Смотфу хотелось бы оказаться на месте этого награждаемого ребенка. Его сожаление о том, что он так и не получил образования, с годами сменилось болезненной страстью к четырем алгебраическим действиям. В самом начале своих странствий, в одном из больших лондонских мюзик-холлов он увидел человека, обладавшего феноменальной способностью к счету, и за двадцатилетнее путешествие вокруг Земного шара, читая и перечитывая трактат о математических и арифметических задачках, найденный у букиниста из Инвернессе, он научился считать в уме и по возвращении был способен довольно быстро извлекать квадратные и кубические корни из девятизначных чисел. После того, как это занятие стало для него слишком простым, его охватило яростное увлечение факториалами: 1! = 1; 2! = 2; 3! = 6; 4! = 24; 5! = 120; 6! = 720; 7! = 5040; 8! = 40320; 9! = 362880; 10! = 3628800; 11! = 39916800; 12! = 479001600; […]; 22! =1124000727777607680000 или более миллиарда раз по семьсот семьдесят семь миллиардов! Сегодня Смотф дошел до 76! но не может найти бумаги достаточного размера, хотя если бы она все же нашлась, то наверняка не нашлось бы достаточно длинного стола, на котором ее можно было бы полностью развернуть. Смотф доверяет своей памяти все меньше и меньше, а посему вынужден все чаще возобновлять свои расчеты. Несколько лет назад Морелле, желая его напугать, объяснил, что в числе 999, то есть девять в девятой степени в девятой степени, — самом большом числе, которое можно написать, используя не более трех цифр, — будет, если его написать полностью, триста шестьдесят девять миллионов цифр, которые со скоростью одна цифра в секунду пришлось бы писать одиннадцать лет подряд; само же число при нормативе две цифры на один сантиметр имело бы в длину тысячу восемьсот сорок пять километров! Но Смотф все равно продолжает исписывать бесконечными колонками цифр конверты, поля блокнотов, магазинные счета.

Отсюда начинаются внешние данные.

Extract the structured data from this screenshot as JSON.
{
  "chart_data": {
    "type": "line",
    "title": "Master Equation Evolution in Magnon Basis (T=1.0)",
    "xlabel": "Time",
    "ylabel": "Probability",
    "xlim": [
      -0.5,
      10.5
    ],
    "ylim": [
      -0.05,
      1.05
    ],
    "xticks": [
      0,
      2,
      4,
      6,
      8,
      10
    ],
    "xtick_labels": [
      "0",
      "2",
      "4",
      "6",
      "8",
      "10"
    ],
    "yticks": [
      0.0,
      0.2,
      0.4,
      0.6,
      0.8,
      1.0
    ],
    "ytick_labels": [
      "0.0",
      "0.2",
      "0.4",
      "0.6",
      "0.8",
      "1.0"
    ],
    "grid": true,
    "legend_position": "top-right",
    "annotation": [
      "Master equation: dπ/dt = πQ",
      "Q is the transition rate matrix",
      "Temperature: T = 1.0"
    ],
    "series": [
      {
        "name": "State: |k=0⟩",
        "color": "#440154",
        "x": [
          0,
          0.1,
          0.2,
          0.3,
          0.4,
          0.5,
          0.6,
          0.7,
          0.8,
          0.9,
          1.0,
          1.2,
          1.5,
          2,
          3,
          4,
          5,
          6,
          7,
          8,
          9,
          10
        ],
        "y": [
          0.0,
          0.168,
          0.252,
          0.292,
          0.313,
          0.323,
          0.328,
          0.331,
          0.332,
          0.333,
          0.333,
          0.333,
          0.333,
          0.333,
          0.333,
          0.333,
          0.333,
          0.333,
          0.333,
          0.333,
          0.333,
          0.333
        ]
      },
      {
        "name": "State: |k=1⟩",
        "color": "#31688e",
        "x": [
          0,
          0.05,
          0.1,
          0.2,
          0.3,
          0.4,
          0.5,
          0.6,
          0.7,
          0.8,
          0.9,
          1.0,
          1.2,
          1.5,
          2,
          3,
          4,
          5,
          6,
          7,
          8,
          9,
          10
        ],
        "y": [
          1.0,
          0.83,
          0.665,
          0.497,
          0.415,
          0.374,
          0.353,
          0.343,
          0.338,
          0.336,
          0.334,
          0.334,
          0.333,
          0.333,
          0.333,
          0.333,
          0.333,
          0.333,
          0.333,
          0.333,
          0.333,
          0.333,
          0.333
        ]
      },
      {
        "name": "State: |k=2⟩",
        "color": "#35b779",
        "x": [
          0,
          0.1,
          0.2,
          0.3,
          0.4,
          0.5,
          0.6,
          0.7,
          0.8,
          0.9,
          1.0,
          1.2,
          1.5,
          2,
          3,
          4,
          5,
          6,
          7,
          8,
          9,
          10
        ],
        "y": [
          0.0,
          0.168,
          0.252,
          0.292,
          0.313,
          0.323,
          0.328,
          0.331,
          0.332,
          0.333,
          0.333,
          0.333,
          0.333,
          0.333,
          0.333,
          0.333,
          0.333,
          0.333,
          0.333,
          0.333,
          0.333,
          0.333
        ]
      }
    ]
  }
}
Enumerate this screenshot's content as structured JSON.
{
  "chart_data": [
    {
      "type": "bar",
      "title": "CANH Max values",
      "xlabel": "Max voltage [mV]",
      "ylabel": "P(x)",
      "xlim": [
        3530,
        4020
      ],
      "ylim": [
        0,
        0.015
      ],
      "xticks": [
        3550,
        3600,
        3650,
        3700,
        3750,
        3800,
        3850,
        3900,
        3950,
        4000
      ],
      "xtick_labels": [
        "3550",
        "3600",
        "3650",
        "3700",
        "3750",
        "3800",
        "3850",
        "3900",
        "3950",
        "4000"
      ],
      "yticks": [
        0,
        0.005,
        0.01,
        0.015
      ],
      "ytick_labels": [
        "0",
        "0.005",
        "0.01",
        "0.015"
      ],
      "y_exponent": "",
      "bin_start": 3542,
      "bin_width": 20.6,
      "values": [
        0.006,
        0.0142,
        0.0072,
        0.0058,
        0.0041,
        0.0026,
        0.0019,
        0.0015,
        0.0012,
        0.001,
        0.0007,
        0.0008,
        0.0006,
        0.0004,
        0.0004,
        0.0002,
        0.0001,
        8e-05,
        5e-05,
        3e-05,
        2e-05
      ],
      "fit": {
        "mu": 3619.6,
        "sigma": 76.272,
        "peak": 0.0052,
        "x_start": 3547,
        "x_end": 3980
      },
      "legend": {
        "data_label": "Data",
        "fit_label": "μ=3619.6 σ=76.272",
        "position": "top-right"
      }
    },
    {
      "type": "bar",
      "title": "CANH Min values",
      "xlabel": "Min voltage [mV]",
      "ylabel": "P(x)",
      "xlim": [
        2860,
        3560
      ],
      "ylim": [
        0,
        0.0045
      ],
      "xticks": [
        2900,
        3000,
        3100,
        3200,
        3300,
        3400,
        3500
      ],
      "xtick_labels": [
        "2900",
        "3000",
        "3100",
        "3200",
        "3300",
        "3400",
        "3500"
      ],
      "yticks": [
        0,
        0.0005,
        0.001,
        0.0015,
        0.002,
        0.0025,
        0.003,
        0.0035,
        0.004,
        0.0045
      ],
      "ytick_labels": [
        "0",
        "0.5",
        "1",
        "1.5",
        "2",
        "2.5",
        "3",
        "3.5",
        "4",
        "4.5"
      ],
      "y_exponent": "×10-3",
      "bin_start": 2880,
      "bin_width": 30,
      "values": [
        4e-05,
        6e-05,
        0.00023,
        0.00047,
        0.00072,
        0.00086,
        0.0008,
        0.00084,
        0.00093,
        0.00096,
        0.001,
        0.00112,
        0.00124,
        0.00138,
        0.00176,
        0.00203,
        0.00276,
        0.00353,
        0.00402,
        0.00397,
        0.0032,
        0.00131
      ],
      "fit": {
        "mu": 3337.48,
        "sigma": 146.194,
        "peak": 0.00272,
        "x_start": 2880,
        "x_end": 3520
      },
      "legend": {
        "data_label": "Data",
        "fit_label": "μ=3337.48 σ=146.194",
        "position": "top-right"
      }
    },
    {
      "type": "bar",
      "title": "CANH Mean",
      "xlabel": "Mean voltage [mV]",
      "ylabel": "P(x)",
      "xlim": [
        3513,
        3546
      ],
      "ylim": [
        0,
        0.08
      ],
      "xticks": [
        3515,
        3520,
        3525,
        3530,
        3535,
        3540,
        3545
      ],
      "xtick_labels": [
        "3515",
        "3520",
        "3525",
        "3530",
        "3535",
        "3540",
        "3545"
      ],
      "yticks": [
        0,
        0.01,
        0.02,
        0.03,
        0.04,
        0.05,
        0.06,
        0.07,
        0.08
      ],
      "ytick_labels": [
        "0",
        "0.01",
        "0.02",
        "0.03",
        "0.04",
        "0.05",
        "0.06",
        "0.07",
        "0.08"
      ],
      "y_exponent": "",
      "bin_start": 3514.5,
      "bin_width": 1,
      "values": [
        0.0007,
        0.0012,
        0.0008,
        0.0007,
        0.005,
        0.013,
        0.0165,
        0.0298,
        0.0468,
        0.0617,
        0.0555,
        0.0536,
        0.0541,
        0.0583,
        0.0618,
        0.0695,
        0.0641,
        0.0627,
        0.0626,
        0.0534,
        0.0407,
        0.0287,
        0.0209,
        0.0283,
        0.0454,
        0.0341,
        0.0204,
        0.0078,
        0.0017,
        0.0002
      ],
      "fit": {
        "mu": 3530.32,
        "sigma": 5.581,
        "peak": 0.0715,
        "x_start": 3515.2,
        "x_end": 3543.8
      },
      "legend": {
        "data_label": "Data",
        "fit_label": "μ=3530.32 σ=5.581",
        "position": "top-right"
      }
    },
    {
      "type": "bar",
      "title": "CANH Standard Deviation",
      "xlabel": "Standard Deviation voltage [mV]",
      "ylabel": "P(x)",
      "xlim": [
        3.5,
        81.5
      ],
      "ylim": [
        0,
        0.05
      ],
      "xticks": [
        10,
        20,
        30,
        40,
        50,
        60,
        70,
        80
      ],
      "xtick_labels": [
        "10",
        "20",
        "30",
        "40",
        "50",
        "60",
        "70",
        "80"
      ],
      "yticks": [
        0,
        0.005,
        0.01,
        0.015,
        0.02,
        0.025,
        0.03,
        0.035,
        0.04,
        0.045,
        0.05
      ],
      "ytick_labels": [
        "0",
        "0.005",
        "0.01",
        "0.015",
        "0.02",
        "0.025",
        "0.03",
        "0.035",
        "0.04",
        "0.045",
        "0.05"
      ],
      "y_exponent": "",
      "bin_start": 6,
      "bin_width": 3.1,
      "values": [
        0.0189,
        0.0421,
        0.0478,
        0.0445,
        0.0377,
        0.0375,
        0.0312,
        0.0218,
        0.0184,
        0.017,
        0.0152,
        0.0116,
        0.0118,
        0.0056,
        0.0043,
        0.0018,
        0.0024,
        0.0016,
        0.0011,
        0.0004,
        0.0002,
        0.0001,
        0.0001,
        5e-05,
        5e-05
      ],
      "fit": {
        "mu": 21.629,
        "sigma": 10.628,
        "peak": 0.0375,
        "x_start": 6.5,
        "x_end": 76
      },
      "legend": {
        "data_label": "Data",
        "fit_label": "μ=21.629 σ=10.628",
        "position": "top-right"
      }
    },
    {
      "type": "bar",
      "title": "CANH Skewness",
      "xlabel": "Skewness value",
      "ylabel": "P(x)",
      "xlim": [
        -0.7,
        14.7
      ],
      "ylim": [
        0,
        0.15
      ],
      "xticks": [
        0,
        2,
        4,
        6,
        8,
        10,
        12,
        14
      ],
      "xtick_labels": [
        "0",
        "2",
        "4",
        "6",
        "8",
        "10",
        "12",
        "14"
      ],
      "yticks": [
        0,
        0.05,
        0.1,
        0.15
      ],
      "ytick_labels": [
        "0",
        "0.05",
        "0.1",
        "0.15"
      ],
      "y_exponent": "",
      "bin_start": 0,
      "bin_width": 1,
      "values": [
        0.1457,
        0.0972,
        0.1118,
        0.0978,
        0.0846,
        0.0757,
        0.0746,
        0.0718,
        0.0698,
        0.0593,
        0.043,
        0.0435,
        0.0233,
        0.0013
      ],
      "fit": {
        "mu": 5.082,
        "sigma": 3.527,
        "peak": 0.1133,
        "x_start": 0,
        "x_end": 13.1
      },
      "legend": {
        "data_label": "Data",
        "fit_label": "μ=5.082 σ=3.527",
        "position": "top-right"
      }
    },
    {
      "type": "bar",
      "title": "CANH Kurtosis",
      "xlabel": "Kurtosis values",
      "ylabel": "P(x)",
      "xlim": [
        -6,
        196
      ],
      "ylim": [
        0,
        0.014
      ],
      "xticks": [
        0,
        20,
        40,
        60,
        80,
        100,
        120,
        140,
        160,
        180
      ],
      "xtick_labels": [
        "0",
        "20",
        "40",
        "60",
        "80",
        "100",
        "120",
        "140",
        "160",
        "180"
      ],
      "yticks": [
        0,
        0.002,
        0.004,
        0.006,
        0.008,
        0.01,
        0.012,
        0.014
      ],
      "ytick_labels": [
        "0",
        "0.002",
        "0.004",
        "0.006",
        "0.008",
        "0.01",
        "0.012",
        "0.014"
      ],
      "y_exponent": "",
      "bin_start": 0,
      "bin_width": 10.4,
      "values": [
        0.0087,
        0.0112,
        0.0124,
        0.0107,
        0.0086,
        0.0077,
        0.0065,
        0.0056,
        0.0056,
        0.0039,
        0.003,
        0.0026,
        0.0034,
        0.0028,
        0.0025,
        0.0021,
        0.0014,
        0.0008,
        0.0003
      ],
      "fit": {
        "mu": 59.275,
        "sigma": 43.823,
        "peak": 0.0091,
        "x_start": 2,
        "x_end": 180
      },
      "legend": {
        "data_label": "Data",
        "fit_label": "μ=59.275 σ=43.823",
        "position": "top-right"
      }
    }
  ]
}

Сейчас Смотфу около восьмидесяти лет. Бартлбут уже давно предлагал ему выйти на пенсию, но он всякий раз отказывался. По правде говоря, делать ему в общем-то нечего. По утрам он готовит одежду Бартлбута и помогает тому одеться. Раньше, еще лет пять назад, он его брил — бритвой, принадлежавшей еще прапрадеду Бартлбута, — но теперь зрение заметно ослабло, рука начала подрагивать, вот его и сменил подмастерье, которого каждое утро присылает господин Пуа, парикмахер с улицы Прони. Бартлбут уже больше не покидает своей квартиры, за целый день он может ни разу не выйти из кабинета. Смотф дежурит в соседней комнате вместе с другими слугами, у которых работы не больше, чем у него, и которые занимают себя игрой в карты и разговорами о прошлом. С каждым днем Смотф все больше времени проводит в своей комнате. Он пытается продвигаться в своих умножениях; в виде отдыха решает кроссворды, читает детективы, одолженные мадам Орловска, и часами гладит белую кошку, которая мурлычет, покалывая когтями колени старика. Белая кошка принадлежит не Смотфу, а всему этажу. Время от времени она живет у Джейн Саттон или мадам Орловска, а то спускается к Изабелле Грасьоле или мадмуазель Креспи. Она пришла по крыше года три-четыре назад с широкой раной на шее. Мадам Орловска взяла ее к себе и стала за ней ухаживать. Позднее заметили, что глаза у нее разного цвета: один — голубой, как китайский фарфор, другой — золотой. А еще позднее оказалось, что она совершенно глуха.